В четвертом действии Станиславский сталкивает этих безобразников лицом к лицу с теми, кто хочет вырвать для себя хоть немного нормальной человеческой жизни. Встреча в лесу хлыновской компании, переодетой разбойниками, с Парашей — наиболее трагическая минута спектакля, спектакля, в котором все время в действенном противоречии находятся человечность и самодурство, природа и мишурный блеск, поэзия и чудовищная пошлость.

Пьеса «Горячее сердце» близка Щедрину и Гоголю по силе сатирического обобщения. Она близка Гоголю по интонации здорового, народного, «восторженного» смеха, звучащего в комедии. И это замечательно понял и раскрыл Станиславский. Он сказал, что понимает и будет ставить «Горячее сердце» как пьесу «гоголевского плана».

Но сатирические образы не заключают в себе, всю поэтику «Горячего сердца». Пьеса просторнее, богаче, чем только сатира, и сценическое решение Станиславского явилось гениальной разгадкой общего большого замысла драматурга. Нам чудится в словах о «гоголевском плане» намек на тот широкий эпический размах, с которым поставлен спектакль.

Подобно тому как в «Мертвых душах» помимо Собакевича, Плюшкина, Манилова и Ноздрева есть русская тройка, несущаяся по бесконечным дорогам, есть маленькие городишки с лавчонками, пыльными улицами, мучными бочками и калачами, есть Селифан, будочник, Петрушка, мужики, есть дороги и шлагбаумы, серые деревни, пестрые поля и колокольный звон, есть то, что 67 называлось Россией и представляло собой явление сложное, трагическое и противоречивое, — так в спектакле «Горячее сердце» у Станиславского помимо Хлынова и Курослепова есть девка в цветном сарафане, есть работники Курослепова, дворники в фартуках из мешковины и будочники, есть просители, зябнущие на площади, и изнуренные арестанты, есть русская песня, то тоскливая, то разудалая, но всегда хватающая за сердце, есть причитание Параши у тюремных стен и трагическая сцена в лесу, есть крики домовых в чаще деревьев…

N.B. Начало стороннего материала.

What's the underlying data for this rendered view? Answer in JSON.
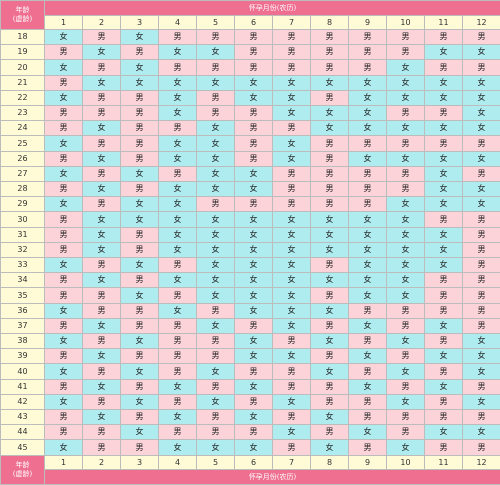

«На свете дивно устроено, — говорил Гоголь, — веселое мигом обратится в печальное, если только долго застоишься перед ним». Широкая контрастность жизненных явлений, постоянные переходы от комического к трагическому отличают этот спектакль. В художественной ткани его в неразрывное целое сплетены сатира, лирика, эпический размах. Смешное и уродливое так тесно связано с грустным и трагедийным, что его нельзя назвать спектаклем только сатирическим. Это взволнованное эпическое повествование о России, такой большой, могучей и такой уродливой и нелепой. Все это типично и истинно «мхатовские» сцены по силе своего поэтического и одновременно бытового настроения. Атмосферы тут отнюдь не меньше, и она не менее поэтична, чем в чеховских спектаклях. И так же как там, в чеховских постановках, тут, в «Горячем сердце», настроение одной сцены переходит, переливается в настроение другой, и нет между ними никаких «театральных» пустот, а весь спектакль построен на удивительных по своей выразительности сменах и переходах настроений и ритмов.

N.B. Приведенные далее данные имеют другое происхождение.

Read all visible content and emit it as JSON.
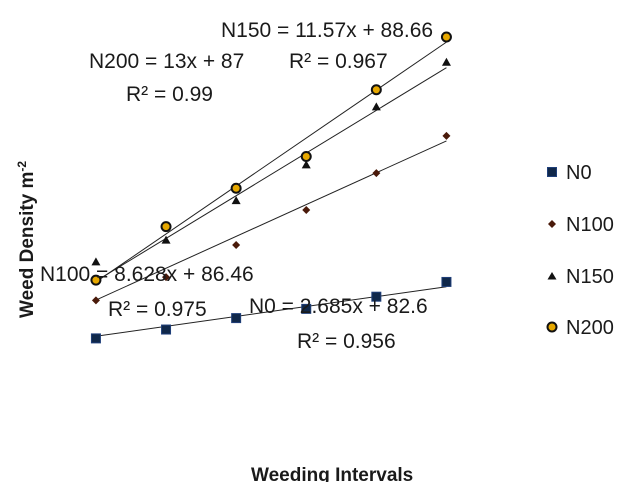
{
  "chart_data": {
    "type": "scatter",
    "xlabel": "Weeding Intervals",
    "ylabel_base": "Weed Density m",
    "ylabel_sup": "-2",
    "x": [
      1,
      2,
      3,
      4,
      5,
      6
    ],
    "ylim": [
      68,
      171
    ],
    "xlim": [
      0.63,
      7.62
    ],
    "series": [
      {
        "name": "N0",
        "marker": "square",
        "color": "#10284a",
        "values": [
          84.7,
          87.1,
          90.2,
          92.7,
          96.0,
          100.0
        ],
        "trendline": {
          "slope": 2.685,
          "intercept": 82.6
        },
        "equation": "N0 = 2.685x + 82.6",
        "r2": "R² = 0.956"
      },
      {
        "name": "N100",
        "marker": "diamond",
        "color": "#4a1a0a",
        "values": [
          95.0,
          101.3,
          110.0,
          119.5,
          129.5,
          139.6
        ],
        "trendline": {
          "slope": 8.628,
          "intercept": 86.46
        },
        "equation": "N100 = 8.628x + 86.46",
        "r2": "R² = 0.975"
      },
      {
        "name": "N150",
        "marker": "triangle",
        "color": "#111111",
        "values": [
          105.3,
          111.2,
          121.9,
          131.6,
          147.3,
          159.4
        ],
        "trendline": {
          "slope": 11.57,
          "intercept": 88.66
        },
        "equation": "N150 = 11.57x + 88.66",
        "r2": "R² = 0.967"
      },
      {
        "name": "N200",
        "marker": "circle",
        "color": "#111111",
        "fill": "#e6a800",
        "values": [
          100.5,
          115.0,
          125.4,
          134.0,
          152.1,
          166.4
        ],
        "trendline": {
          "slope": 13,
          "intercept": 87
        },
        "equation": "N200 = 13x + 87",
        "r2": "R² = 0.99"
      }
    ],
    "grid": false,
    "legend_position": "right"
  }
}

Кроме того, Станиславский каждого актера как бы окружал плотным кругом бытовых, жизненных видений. Он знал, что это всегда скажется, неуловимо войдет не только в актерское исполнение, но в общую атмосферу спектакля. В работе с актером за каждой мыслью, иногда даже за отдельным словом пьесы он раскрывал живые картины эпохи. Он рисовал монастырь, куда отправляется на богомолье Параша, и рассказывал о том, что часто на богомолье ходили набираться сил перед трудным делом, перед подвигом, и набирались сил не от молитвы, а от общения с природой, с полями, лесами, разливами русских рек… За одним словом «солдатка» он раскрывал целый пласт народных представлений, верований и идеалов. Оказывается, «солдат» — для Параши совсем не позорное слово. Ведь солдат — любимый народный герой, это герой суворовских походов, войны 1812 года, воплощение добра, ума, честности. Вот почему Параша с таким воодушевлением говорит Васе, чтобы он «попросился на сражение», и мечтает, когда он вернется, пройтись с ним гордо под ручку по всему городу… Реальным ощущением жизни и эпохи, как воздухом, наполнялся спектакль, обретая устойчивость и упругость живого организма.

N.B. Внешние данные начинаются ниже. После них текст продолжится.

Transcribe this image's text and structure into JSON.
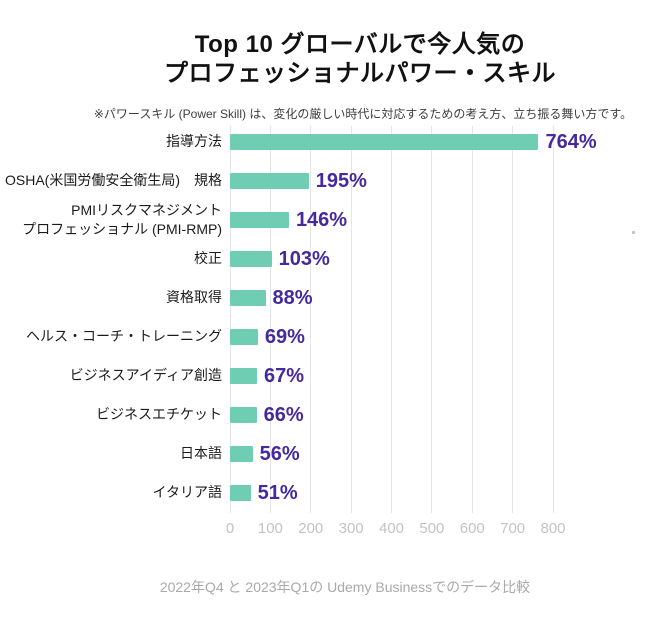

Не было в «Горячем сердце» ни мелочей быта, ни дотошных подробностей обстановки, не было приказчиков, купчиков и купеческих дочек, — не было всего того, что возникает у нас за словами: «бытовая комедия Островского».

68 Не было штампов, которыми, как корой, обрастает с годами классика. Тем не менее был этот спектакль бытовым в самом прекрасном и высоком смысле этого слова. Более того — именно бытом, то есть реальным смыслом и атмосферой жизни, убил Станиславский «бытовые» штампы спектаклей Островского.

Но, как всегда, в этом — только первооснова замысла Станиславского, только одна сторона его решения. Другая — в том, как на основе бытовой правды он пришел к невиданным по размаху и силе обобщениям. Другая, действительно, — в условности спектакля.

Интересно посмотреть, как рождается эта условность.

Прежде всего она связана с разгадкой природы самой пьесы — не с соблазнами постановочных эффектов, а с драматургией.

Станиславский старается угадать, какими глазами посмотрел Островский на жизнь, если она предстала перед ним именно так, как в «Горячем сердце». И он понял, что в пьесе все Островским доведено до крайности — насмешка над управителями мира сего, любовь и жалость к простым людям, которыми те управляют, — все дается в своем крайнем выражении. Не просто жалость и не просто насмешка, а именно высшая, крайняя степень того и другого. Поэтому одни образы спектакля нужно было довести до гротескового символа — символа безобразия, хамства, самоуправства, а другие поднять до какой-то невиданной, могучей и трогательной песенности и раздолья.

Гоголь назвал «Мертвые души» поэмой. Спектакль Станиславского «Горячее сердце» тоже можно назвать поэмой. Как в поэме Гоголя в гармоническое единство сливаются сатира и высокая лирика, почти патетика, так они сливаются и в решении спектакля у Станиславского. Мы называем гротеск «Горячего сердца» реалистическим, но точнее его надо было бы назвать психологическим, потому что построен он на раскрытии психологии социального уродства.

Станиславский и к гротесковым фигурам подходит как к живым существам, живущим по законам своей органической природы. Он и в них ищет психологической правды — уродливой, абсурдной, как все абсурдно в жизни этих человекоподобных, но все же правды.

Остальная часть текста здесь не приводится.